B3 Chair Dr James Buwalda said, “With the inclusion of Landcare Research’s skills and expertise, the B3 collaboration is now able to provide a more integrated and comprehensive approach to managing the risks of pest incursions to New Zealand’s productive and indigenous ecosystems. Their commitment to the B3 collaboration also reinforces the value of organisations working together to create better science-based outcomes for New Zealand.”

B3 Director David Teulon agreed. “All of us at B3 are extremely excited about the contributions that Landcare Research will make to the organisation. In particular, they will strengthen B3’s interface between the productive sectors and natural systems.”

Teulon said the emergence of new National Science Challenges will also provide a stimulus for further collaboration. He said, “The Challenges offer the potential for seamless pre-, at-, and post-border biosecurity research which will be of great benefit to New Zealand.”

Gary Houliston, Plant Geneticist and Research Leader at Landcare Research, is the CRI’s new representative on B3’s science operational leadership team. He said that the collaboration is expected to grow through time by exploring new opportunities, including developing collaborative projects that could be considered for support from Landcare Research core funding and through joint applications with other B3 partner organisations for external funding.

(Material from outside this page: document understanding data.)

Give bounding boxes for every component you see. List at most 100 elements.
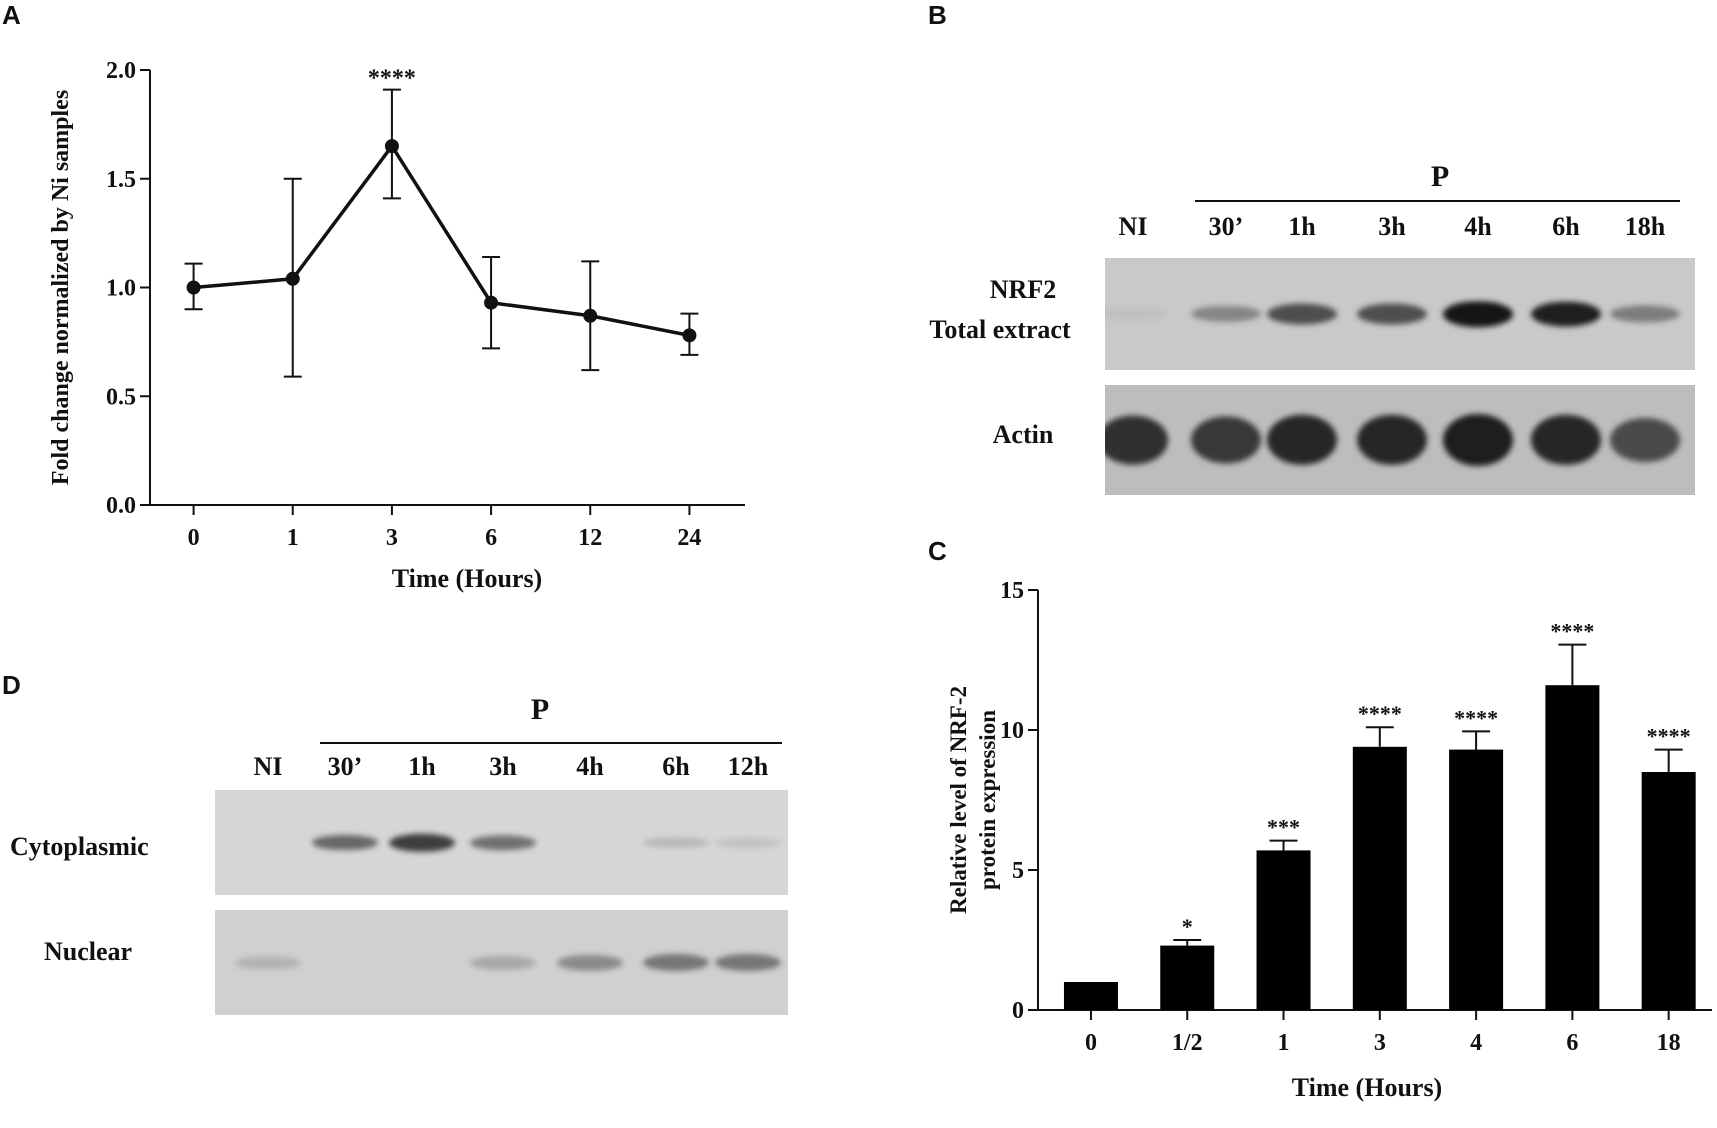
blot-band — [715, 953, 781, 972]
blot-band — [389, 957, 455, 968]
blot-d-group-label: P — [530, 693, 550, 726]
x-tick-label: 6 — [485, 525, 497, 551]
blot-band — [715, 837, 781, 848]
blot-band — [643, 837, 709, 848]
blot-band — [1191, 416, 1261, 464]
significance-label: **** — [1647, 724, 1691, 749]
bar — [1641, 772, 1696, 1010]
blot-band — [557, 954, 623, 971]
lane-label: 12h — [727, 752, 769, 781]
lane-label: 1h — [1288, 212, 1316, 241]
blot-b-group-line — [1195, 200, 1680, 202]
significance-label: **** — [368, 66, 416, 92]
panel-letter-c: C — [928, 536, 947, 566]
blot-band — [1267, 414, 1337, 466]
blot-band — [1357, 414, 1427, 466]
blot-band — [470, 955, 536, 970]
x-tick-label: 18 — [1657, 1030, 1681, 1056]
blot-band — [557, 838, 623, 847]
lane-label: 18h — [1624, 212, 1666, 241]
y-tick-label: 1.0 — [106, 276, 136, 302]
blot-band — [470, 834, 536, 851]
data-point — [682, 328, 697, 343]
blot-band — [1531, 301, 1601, 327]
blot-d-row-label-cytoplasmic: Cytoplasmic — [10, 832, 149, 861]
blot-b-row-label-nrf2: NRF2 — [989, 275, 1057, 304]
data-point — [384, 139, 399, 154]
y-tick-label: 0 — [1012, 998, 1024, 1024]
x-tick-label: 12 — [578, 525, 602, 551]
blot-b-group-label: P — [1430, 160, 1450, 193]
blot-band — [235, 955, 301, 970]
bar-chart-c: 0 5 10 15 0 1/2 1 3 4 6 18 Time (Hours) Relative lev… — [946, 578, 1712, 1102]
blot-band — [1443, 414, 1513, 466]
x-tick-label: 6 — [1566, 1030, 1578, 1056]
x-tick-label: 24 — [677, 525, 701, 551]
bar — [1352, 746, 1407, 1010]
blot-band — [643, 953, 709, 972]
y-tick-label: 15 — [1000, 578, 1024, 604]
significance-label: * — [1182, 914, 1193, 939]
x-tick-label: 1 — [1278, 1030, 1290, 1056]
y-axis-label: Fold change normalized by Ni samples — [48, 90, 74, 485]
blot-b-strip-nrf2 — [1105, 258, 1695, 370]
x-tick-label: 4 — [1470, 1030, 1482, 1056]
x-tick-label: 0 — [188, 525, 200, 551]
panel-letter-a: A — [2, 0, 21, 30]
y-tick-label: 0.0 — [106, 493, 136, 519]
data-point — [285, 271, 300, 286]
blot-band — [1105, 415, 1168, 465]
significance-label: *** — [1267, 815, 1300, 840]
lane-label: 3h — [1378, 212, 1406, 241]
blot-band — [312, 834, 378, 851]
blot-b-row-label-total-extract: Total extract — [929, 315, 1071, 344]
lane-label: 6h — [662, 752, 690, 781]
significance-label: **** — [1358, 701, 1402, 726]
blot-band — [389, 833, 455, 852]
blot-band — [1105, 308, 1168, 320]
y-tick-label: 5 — [1012, 858, 1024, 884]
lane-label: 1h — [408, 752, 436, 781]
data-point — [583, 308, 598, 323]
x-tick-label: 3 — [1374, 1030, 1386, 1056]
x-tick-label: 0 — [1085, 1030, 1097, 1056]
x-tick-label: 3 — [386, 525, 398, 551]
bar — [1160, 945, 1215, 1010]
lane-label: 4h — [576, 752, 604, 781]
series-line — [193, 143, 690, 338]
blot-d-strip-nuclear — [215, 910, 788, 1015]
blot-band — [1610, 418, 1680, 462]
lane-label: 30’ — [1208, 212, 1244, 241]
significance-label: **** — [1550, 619, 1594, 644]
line-chart-a: 0.0 0.5 1.0 1.5 2.0 0 1 3 6 12 24 Time (Hours) Fold … — [48, 58, 745, 593]
lane-label: 6h — [1552, 212, 1580, 241]
bar — [1256, 850, 1311, 1010]
y-tick-label: 2.0 — [106, 58, 136, 84]
y-axis-label-line2: protein expression — [975, 710, 1000, 890]
lane-label: NI — [253, 752, 283, 781]
blot-b-row-label-actin: Actin — [992, 420, 1054, 449]
x-axis-label: Time (Hours) — [392, 564, 542, 593]
lane-label: 30’ — [327, 752, 363, 781]
blot-band — [312, 957, 378, 968]
panel-letter-b: B — [928, 0, 947, 30]
blot-d-strip-cytoplasmic — [215, 790, 788, 895]
x-tick-label: 1/2 — [1172, 1030, 1203, 1056]
blot-b-strip-actin — [1105, 385, 1695, 495]
blot-band — [235, 838, 301, 847]
significance-label: **** — [1454, 705, 1498, 730]
blot-band — [1357, 303, 1427, 325]
x-axis-label: Time (Hours) — [1292, 1073, 1442, 1102]
lane-label: NI — [1118, 212, 1148, 241]
blot-d-row-label-nuclear: Nuclear — [44, 937, 133, 966]
blot-band — [1191, 305, 1261, 323]
bar — [1449, 749, 1504, 1010]
blot-band — [1443, 301, 1513, 327]
blot-band — [1267, 303, 1337, 325]
blot-band — [1531, 414, 1601, 466]
blot-band — [1610, 305, 1680, 323]
data-point — [186, 280, 201, 295]
y-tick-label: 1.5 — [106, 167, 136, 193]
x-tick-label: 1 — [287, 525, 299, 551]
data-point — [484, 295, 499, 310]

Landcare Research is currently planning to contribute to three key B3 projects. The first project focuses on population modelling. John Kean, B3’s Theme Leader for Surveillance, said, “Landcare Research has a history of innovative population modelling to guide and support their work on managing vertebrate pests and wildlife diseases. I am excited to have some of this expertise becoming available to B3’s scope of invertebrate pests and plant diseases. Often the importation of tools and techniques into slightly different contexts leads to a flush of insights and research productivity, and I’m confident that this will be the case here.”

Second, Landcare Research will contribute to a project that focuses on the risks to non-target species from intentional introductions. Risk Assessment Theme leader Barbara Barrett said, “They have a strong history of research in the area of biosafety of biological control which will complement B3 research in the Risk Assessment theme, with their focus on weed biological control.”

Landcare Research has also carried out research that compliments B3 work on sentinel plants. Ronny Groenteman, Researcher for the organisation’s Biodiversity and Conservation team, presented a paper in the B3 Symposium ‘Sentinel Plants for Biosecurity Risk Assessment’ at the recent Botanic Gardens Congress (see previous highlights for more details) on ‘Pre-emptive Biocontrol and Plant Sentinels’.

Finally, diagnostics research on Pseudomonas is the third area which will draw on Landcare Research expertise. Karen Armstrong, who leads the Diagnostics Theme, said, “We’re really enthusiastic about the contribution that Landcare’s taxonomic research on this group can provide. Understanding the systematic relationships between species and strains is essential as a scaffold to better understand differences in pathogenicity or host range. Diagnostics that can define such traits are essential in better defining risk associated with exotic microbes at the border.”

Landcare Research CEO, Richard Gordon, remarked that “Landcare Research is delighted to be a member of B3 and will bring complementary research and strong collaboration to its membership. Collaboration between science providers and the users of science is so important to the design, timeliness and uptake of science. This is what B3 delivers.”